L'examen des éclaboussures de sperme constitue le point faible du livre. Oui, car il s'agira maintenant de croire en la parole de Mr Russel Edwards et de Jari Louhelainen.

Explication : Mr Russel Edwards parvint à trouver une descendante de Aaron Kosminskiqui accepta l'examen ADN. Maintenant ,nous devons croire en la parole de l'écrivain du livre, qui affirme que cette Dame lui demanda de ne pas révéler son nom car elle voulait vivre sans être dérangée par des journalistes ou autres enquêteurs amateurs. Dans son livre, Russel Edwards parlera donc de Mme M.

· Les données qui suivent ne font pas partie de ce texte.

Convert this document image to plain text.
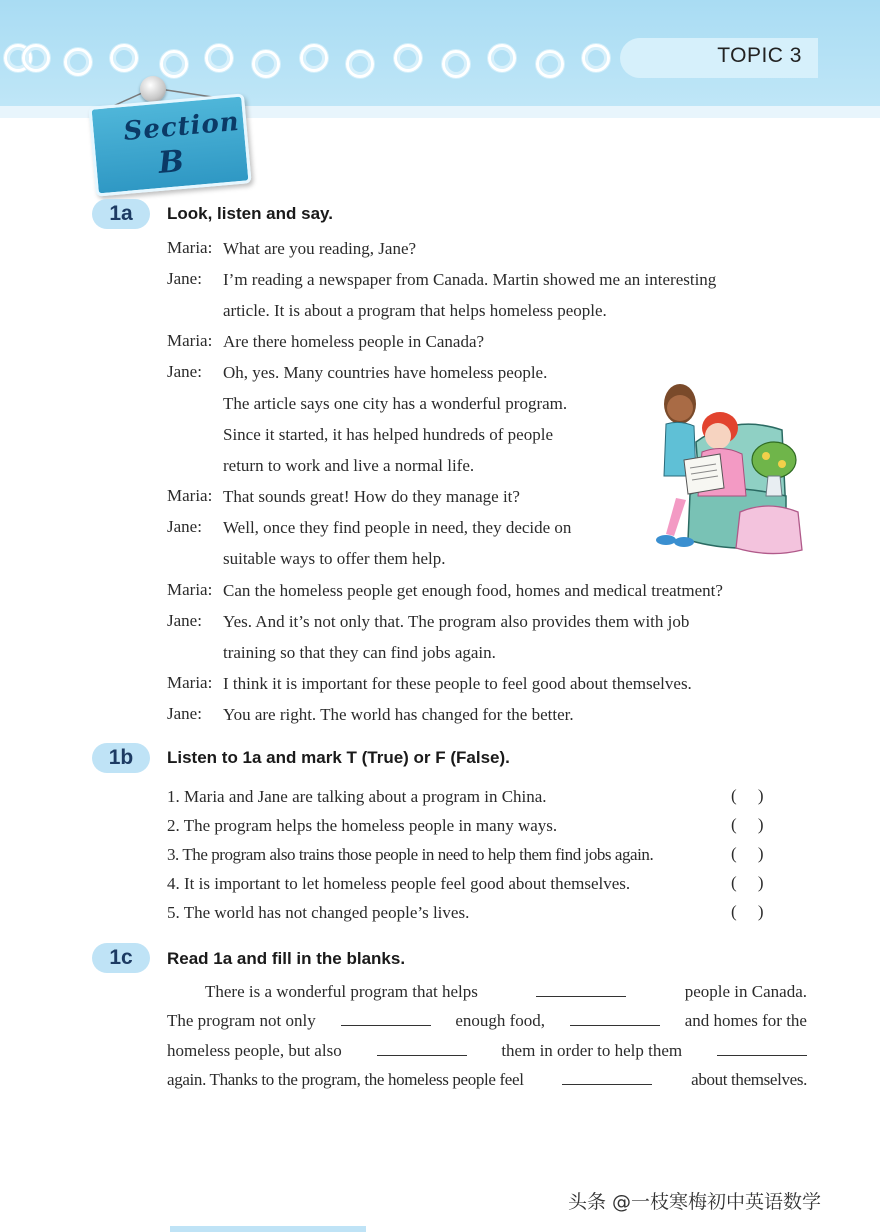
TOPIC 3
Section
B
1a	Look, listen and say.
Maria: What are you reading, Jane?
Jane: I’m reading a newspaper from Canada. Martin showed me an interesting
article. It is about a program that helps homeless people.
Maria: Are there homeless people in Canada?
Jane: Oh, yes. Many countries have homeless people.
The article says one city has a wonderful program.
Since it started, it has helped hundreds of people
return to work and live a normal life.
Maria: That sounds great! How do they manage it?
Jane: Well, once they find people in need, they decide on
suitable ways to offer them help.
Maria: Can the homeless people get enough food, homes and medical treatment?
Jane: Yes. And it’s not only that. The program also provides them with job
training so that they can find jobs again.
Maria: I think it is important for these people to feel good about themselves.
Jane: You are right. The world has changed for the better.
1b	Listen to 1a and mark T (True) or F (False).
1. Maria and Jane are talking about a program in China.	(     )
2. The program helps the homeless people in many ways.	(     )
3. The program also trains those people in need to help them find jobs again.	(     )
4. It is important to let homeless people feel good about themselves.	(     )
5. The world has not changed people’s lives.	(     )
1c	Read 1a and fill in the blanks.
There is a wonderful program that helps	people in Canada.
The program not only	enough food,	and homes for the
homeless people, but also	them in order to help them
again. Thanks to the program, the homeless people feel	about themselves.
头条 @一枝寒梅初中英语数学
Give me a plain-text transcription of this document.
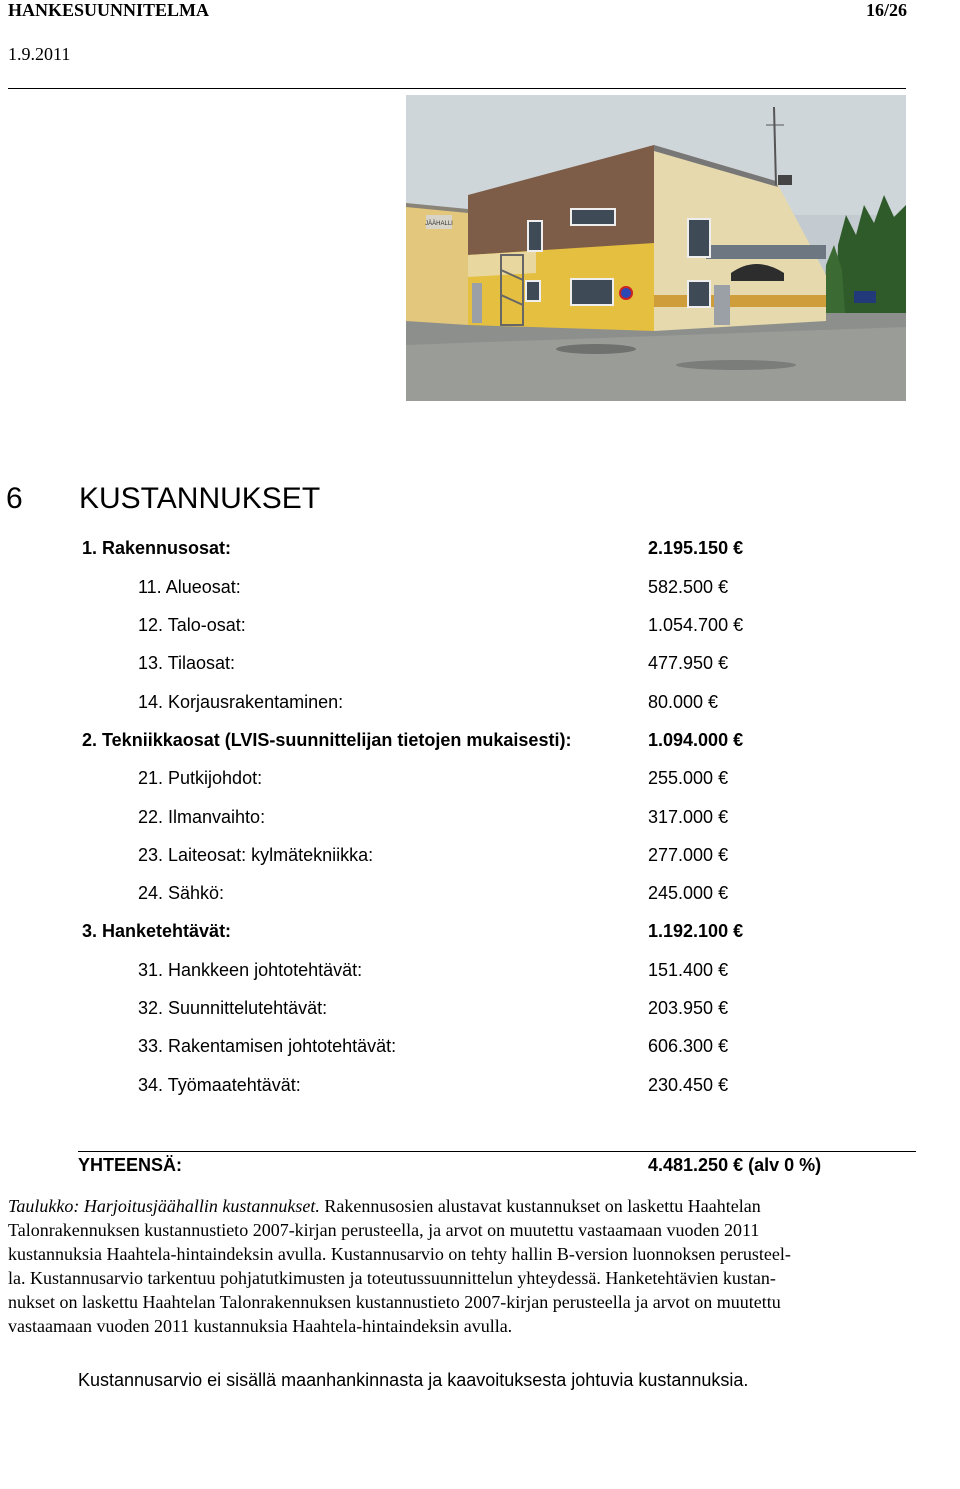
HANKESUUNNITELMA	16/26
1.9.2011
JÄÄHALLI
6 KUSTANNUKSET
1. Rakennusosat:	2.195.150 €
11. Alueosat:	582.500 €
12. Talo-osat:	1.054.700 €
13. Tilaosat:	477.950 €
14. Korjausrakentaminen:	80.000 €
2. Tekniikkaosat (LVIS-suunnittelijan tietojen mukaisesti):	1.094.000 €
21. Putkijohdot:	255.000 €
22. Ilmanvaihto:	317.000 €
23. Laiteosat: kylmätekniikka:	277.000 €
24. Sähkö:	245.000 €
3. Hanketehtävät:	1.192.100 €
31. Hankkeen johtotehtävät:	151.400 €
32. Suunnittelutehtävät:	203.950 €
33. Rakentamisen johtotehtävät:	606.300 €
34. Työmaatehtävät:	230.450 €
YHTEENSÄ:	4.481.250 € (alv 0 %)
Taulukko: Harjoitusjäähallin kustannukset. Rakennusosien alustavat kustannukset on laskettu Haahtelan
Talonrakennuksen kustannustieto 2007-kirjan perusteella, ja arvot on muutettu vastaamaan vuoden 2011
kustannuksia Haahtela-hintaindeksin avulla. Kustannusarvio on tehty hallin B-version luonnoksen perusteel-
la. Kustannusarvio tarkentuu pohjatutkimusten ja toteutussuunnittelun yhteydessä. Hanketehtävien kustan-
nukset on laskettu Haahtelan Talonrakennuksen kustannustieto 2007-kirjan perusteella ja arvot on muutettu
vastaamaan vuoden 2011 kustannuksia Haahtela-hintaindeksin avulla.
Kustannusarvio ei sisällä maanhankinnasta ja kaavoituksesta johtuvia kustannuksia.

L'ADN de Mme M correspond exactement à celui de Aaron Kosminski. Ce qui, si nous croyons en la parole de l'écrivain du livre, ne peut que prouver tout au moins que Kosminski fut le client de la pauvre Catherine Eddowes. Oui...Si nous jouons ce jeu. Et j'ai décidé de jouer ce jeu. Je crois donc en la parole de Mister Russel Edwards.

De très sérieuses présomptions pèsent donc sur les épaules de Aaron Kosminski, qui en novembre 1888 réalisera sa dernière et plus horrible agression dans la chambre d'une jeune prostituée. Ensuite, ce sera l'arrêt complet de toute agression criminelle avec égorgement, éventration et prélèvement de viscères.

Aaron est calmé car il a enfin obtenu l'apothéose de ses fantasmes. A présent, il se laisse gagner par autre chose qui progresse sournoisement en lui. C'est la maladie mentale et cela inquiète sa famille.

En 1889, aucune agression dans le style "Jack l'éventreur" n'est à déplorer car Aaron est progressivement envahi par la maladie mentale. Sa famille le surveille, s'inquiète. En 1890, il devient vraiment violent, incohérent. Les Kosminski le font interner dans une maison de santé mentale afin de le faire soigner. En 1891, après une libération, nous constatons à nouveau qu'il est interné, obsédé par les masturbations. Jugé incurable, il ne sera plus jamais libéré. Il décèdera en 1919.

Je me suis volontairement abstenu de décrire dans le détail les horreurs commises par Jack l'éventreur. Si vous consultez Google, vous découvrirez des photographies vraiment épouvantables. Il y a de quoi faire des cauchemars.

Au revoir chers amis du CERPI. A bientôt : Oncle Edmond.